Furthermore, the study showed that in the TDI there was a significant rise in all parameters of anemia with the median of hemoglobin level was 8.3 versus 9.7 versus 9.8 mg/dl, and of hematocrit was 27.8 versus 30.6 versus 31.8 g/dl at baseline versus week 4 versus week 8 respectively, also the median serum ferritin showed a significant rise at week 8 (31.8 versus 20.4 ng/ml at baseline).
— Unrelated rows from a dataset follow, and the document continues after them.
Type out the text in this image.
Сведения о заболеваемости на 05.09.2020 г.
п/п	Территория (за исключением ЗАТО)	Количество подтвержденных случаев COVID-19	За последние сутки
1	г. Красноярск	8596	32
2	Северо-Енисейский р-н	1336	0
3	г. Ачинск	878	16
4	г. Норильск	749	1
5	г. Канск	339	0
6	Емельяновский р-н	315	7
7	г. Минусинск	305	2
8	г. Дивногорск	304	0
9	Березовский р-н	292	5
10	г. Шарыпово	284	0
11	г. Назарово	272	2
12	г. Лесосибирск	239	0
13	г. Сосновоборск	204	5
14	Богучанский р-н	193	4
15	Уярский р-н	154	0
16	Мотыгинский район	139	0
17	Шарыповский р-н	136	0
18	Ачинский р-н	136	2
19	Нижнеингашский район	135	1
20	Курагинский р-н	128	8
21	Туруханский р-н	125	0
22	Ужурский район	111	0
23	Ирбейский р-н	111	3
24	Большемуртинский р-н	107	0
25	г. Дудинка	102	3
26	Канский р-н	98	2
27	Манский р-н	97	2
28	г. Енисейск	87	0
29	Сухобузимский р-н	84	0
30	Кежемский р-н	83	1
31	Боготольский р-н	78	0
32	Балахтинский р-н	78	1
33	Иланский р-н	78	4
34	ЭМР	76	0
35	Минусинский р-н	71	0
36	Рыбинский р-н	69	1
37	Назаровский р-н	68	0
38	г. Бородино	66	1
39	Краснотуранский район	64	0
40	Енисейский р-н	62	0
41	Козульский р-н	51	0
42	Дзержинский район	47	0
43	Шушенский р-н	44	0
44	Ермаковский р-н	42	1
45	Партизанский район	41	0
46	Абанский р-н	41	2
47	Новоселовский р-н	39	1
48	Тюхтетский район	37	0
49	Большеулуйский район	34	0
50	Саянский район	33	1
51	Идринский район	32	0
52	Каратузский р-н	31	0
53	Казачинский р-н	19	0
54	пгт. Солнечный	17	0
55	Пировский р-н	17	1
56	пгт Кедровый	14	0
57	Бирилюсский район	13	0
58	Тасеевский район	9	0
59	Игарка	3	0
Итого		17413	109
While the change in TIBC between week 8 and base line was -53 µg/dl, which was also significant.
In the present study, there was significantly higher rise in the hemoglobin level, serum ferritin and TIBC among TDI as compared to oral group while the change in hematocrit showed a non-significant difference between both groups.
As regards patients compliance, a total of 18 patients (15%) were lost to follow up in the oral group versus 11 patients (9.2%) in the TDI group, this difference was non significant statistically.
As regards adverse effects, in the oral group 5 women had GIT upset while there was allergy to the drug in 5 women among TDI group.
The total cost of treatment for a single patient was 100 LE in oral group compared to 200 LE in TDI group with a highly significant statistical difference between both groups. Cost effectiveness analysis showed that extra 2,400 Egyptian pounds will be spent to save one patient from having anemia (low Hb <10 g/dl) after 8 weeks from treatment with TDI.